We learn by such mind training, understandings and prayer that we are really not these mortal bodies but are part of that Great Spirit, Who created us as spirit, the one whom we call God, Jesus, Spirit, Lord, Buddha, or Baha-luah! We discover we never really left our home in heaven, and while we’re on this little foray in form and mortality our Spirits never left their Source.

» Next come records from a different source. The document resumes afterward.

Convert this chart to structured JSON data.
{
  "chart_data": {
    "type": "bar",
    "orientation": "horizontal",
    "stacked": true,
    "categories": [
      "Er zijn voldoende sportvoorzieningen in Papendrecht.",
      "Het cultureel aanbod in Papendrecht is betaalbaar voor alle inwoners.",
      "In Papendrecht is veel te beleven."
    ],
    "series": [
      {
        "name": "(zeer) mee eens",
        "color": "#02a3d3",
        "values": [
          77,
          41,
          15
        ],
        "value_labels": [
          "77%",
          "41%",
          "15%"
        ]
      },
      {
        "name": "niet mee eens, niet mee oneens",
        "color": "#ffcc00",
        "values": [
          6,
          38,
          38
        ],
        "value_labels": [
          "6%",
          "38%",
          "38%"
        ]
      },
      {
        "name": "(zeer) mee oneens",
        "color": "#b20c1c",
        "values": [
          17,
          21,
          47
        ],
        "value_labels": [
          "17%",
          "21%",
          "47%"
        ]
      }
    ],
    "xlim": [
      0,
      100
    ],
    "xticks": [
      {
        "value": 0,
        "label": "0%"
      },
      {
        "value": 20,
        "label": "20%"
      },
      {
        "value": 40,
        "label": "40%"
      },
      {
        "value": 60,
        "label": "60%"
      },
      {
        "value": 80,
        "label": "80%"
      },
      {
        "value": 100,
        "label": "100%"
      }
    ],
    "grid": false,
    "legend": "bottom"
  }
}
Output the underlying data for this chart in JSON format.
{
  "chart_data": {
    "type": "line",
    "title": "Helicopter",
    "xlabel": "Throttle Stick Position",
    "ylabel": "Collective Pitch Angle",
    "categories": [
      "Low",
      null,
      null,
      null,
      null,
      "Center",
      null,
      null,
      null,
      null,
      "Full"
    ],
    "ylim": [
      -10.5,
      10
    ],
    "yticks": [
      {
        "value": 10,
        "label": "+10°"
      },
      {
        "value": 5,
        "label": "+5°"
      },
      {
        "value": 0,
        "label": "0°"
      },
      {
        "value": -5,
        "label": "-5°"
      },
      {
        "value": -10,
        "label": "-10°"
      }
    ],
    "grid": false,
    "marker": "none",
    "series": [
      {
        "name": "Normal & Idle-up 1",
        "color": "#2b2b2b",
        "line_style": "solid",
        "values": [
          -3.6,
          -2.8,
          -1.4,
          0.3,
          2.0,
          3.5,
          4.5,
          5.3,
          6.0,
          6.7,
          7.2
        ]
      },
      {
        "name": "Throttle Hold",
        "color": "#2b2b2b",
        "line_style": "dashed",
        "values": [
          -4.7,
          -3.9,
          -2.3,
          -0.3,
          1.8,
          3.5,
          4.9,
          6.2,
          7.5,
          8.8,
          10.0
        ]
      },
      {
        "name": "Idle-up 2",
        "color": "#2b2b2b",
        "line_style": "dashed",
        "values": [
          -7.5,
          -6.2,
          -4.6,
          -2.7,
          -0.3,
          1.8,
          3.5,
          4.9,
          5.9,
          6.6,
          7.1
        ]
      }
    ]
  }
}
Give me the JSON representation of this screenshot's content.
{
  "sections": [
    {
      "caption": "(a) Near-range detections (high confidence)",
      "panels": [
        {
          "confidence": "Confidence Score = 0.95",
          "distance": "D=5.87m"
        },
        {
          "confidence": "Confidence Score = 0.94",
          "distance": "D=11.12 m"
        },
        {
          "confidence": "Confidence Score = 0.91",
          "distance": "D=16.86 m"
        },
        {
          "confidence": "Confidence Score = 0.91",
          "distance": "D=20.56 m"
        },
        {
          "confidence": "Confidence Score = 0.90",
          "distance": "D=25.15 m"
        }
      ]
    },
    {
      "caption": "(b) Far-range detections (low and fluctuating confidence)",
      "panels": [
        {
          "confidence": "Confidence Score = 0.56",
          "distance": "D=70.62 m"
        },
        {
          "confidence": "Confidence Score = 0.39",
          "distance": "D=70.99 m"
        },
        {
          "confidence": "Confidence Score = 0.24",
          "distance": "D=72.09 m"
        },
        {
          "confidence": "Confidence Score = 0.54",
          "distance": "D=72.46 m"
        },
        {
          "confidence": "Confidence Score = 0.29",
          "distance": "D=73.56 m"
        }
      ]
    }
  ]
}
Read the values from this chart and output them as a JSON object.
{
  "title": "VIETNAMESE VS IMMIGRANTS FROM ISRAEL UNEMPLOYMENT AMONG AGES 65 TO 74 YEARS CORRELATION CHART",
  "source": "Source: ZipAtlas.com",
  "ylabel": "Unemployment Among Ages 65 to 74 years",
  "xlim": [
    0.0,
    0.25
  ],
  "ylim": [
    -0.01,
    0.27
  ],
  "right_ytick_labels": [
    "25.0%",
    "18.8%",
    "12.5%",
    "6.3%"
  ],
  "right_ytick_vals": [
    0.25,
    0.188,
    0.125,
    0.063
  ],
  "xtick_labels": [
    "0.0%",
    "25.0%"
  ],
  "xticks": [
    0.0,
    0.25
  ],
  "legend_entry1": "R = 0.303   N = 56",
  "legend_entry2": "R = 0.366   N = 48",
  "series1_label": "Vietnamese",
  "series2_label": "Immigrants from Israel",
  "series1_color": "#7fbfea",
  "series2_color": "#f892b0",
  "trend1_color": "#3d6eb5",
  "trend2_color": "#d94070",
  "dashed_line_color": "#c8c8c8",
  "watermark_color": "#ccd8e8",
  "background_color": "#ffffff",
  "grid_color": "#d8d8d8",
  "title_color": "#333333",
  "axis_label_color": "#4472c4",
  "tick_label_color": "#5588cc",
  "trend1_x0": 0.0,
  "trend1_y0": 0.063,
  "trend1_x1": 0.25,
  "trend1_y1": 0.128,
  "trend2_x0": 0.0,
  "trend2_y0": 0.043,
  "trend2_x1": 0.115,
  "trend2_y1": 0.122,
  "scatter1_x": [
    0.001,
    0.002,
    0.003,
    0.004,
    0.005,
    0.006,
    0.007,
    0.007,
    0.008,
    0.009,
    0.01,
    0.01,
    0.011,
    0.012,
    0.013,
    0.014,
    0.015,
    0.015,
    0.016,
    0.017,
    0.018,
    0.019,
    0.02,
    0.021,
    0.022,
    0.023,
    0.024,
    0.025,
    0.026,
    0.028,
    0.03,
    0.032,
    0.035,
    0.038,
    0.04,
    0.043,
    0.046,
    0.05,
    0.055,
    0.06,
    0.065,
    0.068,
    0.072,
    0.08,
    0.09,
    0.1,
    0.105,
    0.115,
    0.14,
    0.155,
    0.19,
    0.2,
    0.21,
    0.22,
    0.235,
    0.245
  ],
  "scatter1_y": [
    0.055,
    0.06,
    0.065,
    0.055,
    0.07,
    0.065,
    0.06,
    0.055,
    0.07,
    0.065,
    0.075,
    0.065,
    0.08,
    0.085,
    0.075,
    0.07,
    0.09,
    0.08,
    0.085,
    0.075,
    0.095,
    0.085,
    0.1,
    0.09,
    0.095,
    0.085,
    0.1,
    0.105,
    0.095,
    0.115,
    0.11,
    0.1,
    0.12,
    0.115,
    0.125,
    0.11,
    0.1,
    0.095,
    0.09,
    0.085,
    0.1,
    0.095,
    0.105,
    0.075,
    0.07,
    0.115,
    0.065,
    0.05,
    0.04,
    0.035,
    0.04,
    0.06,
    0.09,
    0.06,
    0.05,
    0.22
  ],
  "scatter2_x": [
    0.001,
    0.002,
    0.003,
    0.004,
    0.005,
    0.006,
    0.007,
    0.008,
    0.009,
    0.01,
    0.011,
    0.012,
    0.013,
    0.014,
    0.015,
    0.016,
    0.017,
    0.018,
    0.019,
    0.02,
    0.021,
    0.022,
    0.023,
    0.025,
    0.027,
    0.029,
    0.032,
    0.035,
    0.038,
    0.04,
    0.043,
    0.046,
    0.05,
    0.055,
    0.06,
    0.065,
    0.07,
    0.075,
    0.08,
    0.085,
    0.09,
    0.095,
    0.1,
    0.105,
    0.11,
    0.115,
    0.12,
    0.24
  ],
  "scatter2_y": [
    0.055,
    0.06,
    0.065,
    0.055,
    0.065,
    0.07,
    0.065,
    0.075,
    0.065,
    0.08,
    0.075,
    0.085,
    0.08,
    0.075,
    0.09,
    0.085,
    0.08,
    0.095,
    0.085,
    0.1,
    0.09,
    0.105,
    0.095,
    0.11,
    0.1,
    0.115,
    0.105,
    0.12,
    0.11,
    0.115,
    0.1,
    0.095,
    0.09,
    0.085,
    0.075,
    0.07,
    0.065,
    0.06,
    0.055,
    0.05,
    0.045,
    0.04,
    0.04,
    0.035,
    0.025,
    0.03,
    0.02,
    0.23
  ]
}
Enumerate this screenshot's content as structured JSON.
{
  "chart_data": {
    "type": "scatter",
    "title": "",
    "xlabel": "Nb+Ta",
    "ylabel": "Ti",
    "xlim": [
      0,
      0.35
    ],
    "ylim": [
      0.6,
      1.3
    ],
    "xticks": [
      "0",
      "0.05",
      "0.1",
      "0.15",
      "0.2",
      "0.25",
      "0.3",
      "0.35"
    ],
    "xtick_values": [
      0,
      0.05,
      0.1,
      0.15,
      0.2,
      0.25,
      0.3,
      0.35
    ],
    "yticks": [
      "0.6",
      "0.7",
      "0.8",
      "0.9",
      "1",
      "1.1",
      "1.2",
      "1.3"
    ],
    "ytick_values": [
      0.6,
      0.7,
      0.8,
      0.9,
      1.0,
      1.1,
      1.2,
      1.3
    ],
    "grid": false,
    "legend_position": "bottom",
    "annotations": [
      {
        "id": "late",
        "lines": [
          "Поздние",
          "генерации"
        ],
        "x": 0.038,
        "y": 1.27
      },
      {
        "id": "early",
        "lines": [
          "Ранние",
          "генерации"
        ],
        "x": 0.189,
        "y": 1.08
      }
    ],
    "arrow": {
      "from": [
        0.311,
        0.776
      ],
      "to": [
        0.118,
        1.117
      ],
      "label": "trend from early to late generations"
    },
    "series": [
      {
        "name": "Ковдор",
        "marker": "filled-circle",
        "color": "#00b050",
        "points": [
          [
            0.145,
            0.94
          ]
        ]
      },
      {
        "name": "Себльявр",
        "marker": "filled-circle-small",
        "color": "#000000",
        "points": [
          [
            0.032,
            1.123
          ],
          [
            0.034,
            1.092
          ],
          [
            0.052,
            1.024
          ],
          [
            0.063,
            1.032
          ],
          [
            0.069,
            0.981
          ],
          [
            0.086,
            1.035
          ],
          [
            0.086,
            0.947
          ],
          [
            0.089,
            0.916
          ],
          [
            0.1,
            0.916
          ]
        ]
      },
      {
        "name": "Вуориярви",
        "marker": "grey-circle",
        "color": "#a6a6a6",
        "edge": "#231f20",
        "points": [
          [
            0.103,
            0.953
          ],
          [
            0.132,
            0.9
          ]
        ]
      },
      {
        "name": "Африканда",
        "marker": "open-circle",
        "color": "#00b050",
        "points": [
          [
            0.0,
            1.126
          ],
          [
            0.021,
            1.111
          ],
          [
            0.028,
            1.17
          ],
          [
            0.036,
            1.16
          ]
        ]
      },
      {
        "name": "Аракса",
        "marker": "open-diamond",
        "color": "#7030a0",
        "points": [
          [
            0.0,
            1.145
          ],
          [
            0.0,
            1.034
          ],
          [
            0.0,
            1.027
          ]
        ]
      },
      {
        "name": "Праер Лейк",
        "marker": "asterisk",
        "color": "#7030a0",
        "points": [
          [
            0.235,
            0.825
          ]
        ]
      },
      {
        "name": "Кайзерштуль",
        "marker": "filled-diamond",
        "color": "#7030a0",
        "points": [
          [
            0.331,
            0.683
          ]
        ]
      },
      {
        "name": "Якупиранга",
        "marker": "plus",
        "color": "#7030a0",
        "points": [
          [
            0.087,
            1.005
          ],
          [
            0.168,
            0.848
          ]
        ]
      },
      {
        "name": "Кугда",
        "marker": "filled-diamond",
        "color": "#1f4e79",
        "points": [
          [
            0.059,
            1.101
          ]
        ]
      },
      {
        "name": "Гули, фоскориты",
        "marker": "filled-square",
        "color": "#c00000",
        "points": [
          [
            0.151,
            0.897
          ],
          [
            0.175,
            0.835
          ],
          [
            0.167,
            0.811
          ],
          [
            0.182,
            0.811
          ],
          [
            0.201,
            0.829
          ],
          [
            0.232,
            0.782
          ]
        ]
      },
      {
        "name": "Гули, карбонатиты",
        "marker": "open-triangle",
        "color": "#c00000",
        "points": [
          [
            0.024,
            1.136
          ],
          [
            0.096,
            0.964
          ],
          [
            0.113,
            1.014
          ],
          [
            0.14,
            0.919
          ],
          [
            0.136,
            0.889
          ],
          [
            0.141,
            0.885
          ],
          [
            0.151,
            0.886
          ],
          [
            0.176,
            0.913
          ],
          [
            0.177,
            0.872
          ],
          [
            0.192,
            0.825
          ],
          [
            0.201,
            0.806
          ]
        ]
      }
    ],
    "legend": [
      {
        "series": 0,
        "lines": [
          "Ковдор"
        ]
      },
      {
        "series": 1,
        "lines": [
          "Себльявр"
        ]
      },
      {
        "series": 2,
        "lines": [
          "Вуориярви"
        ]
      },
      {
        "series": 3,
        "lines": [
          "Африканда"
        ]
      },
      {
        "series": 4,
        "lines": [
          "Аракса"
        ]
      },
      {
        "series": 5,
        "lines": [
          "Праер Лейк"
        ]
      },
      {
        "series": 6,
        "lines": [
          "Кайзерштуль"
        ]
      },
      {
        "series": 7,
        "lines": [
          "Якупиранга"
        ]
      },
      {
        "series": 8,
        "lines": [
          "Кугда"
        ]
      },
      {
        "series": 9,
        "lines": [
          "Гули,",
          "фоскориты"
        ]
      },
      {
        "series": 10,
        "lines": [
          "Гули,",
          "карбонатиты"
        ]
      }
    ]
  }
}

The story goes (another David Pliss story!) how a man dies and goes to heaven and of course, St. Peter greets him at the Pearly Gates and says; “Here’s how it works. You need 100 points to make it into heaven so tell me all the good things you’ve done, and I’ll give you a certain number of points for each item depending on how good it was. When you reach 100 points, you’re in.” “Okay,” the man says, “I was married to the same woman for 50 years and I never cheated even in my heart.” “That’s wonderful!” Says St. Peter, “that’s certainly worth three points.” “Three points?” The man questioned. But he went on saying, “Well, I attended church all my life, supported its ministry with my tithes and service”. “Terrific!” Said St. Peter, “that’s certainly worth another point.” “One point? Golly. “Well how about this? I started a soup kitchen in my own city and I work in the shelter for homeless veterans.” “Fantastic, that’s good for two more points, “St. Peter says. “Two points!!” “Don’t be discouraged St. Peter said, so far you’re doing much better than most candidates. But now having nothing left to offer the man cried out, “At this rate the only way I’ll ever going to get into heaven is by the grace of God!” “Ah, St. Peter says, “come on in!” And so it is.
Talk summary offered at the First Presbyterian Church of West Seneca, Sunday, October 20, 2012.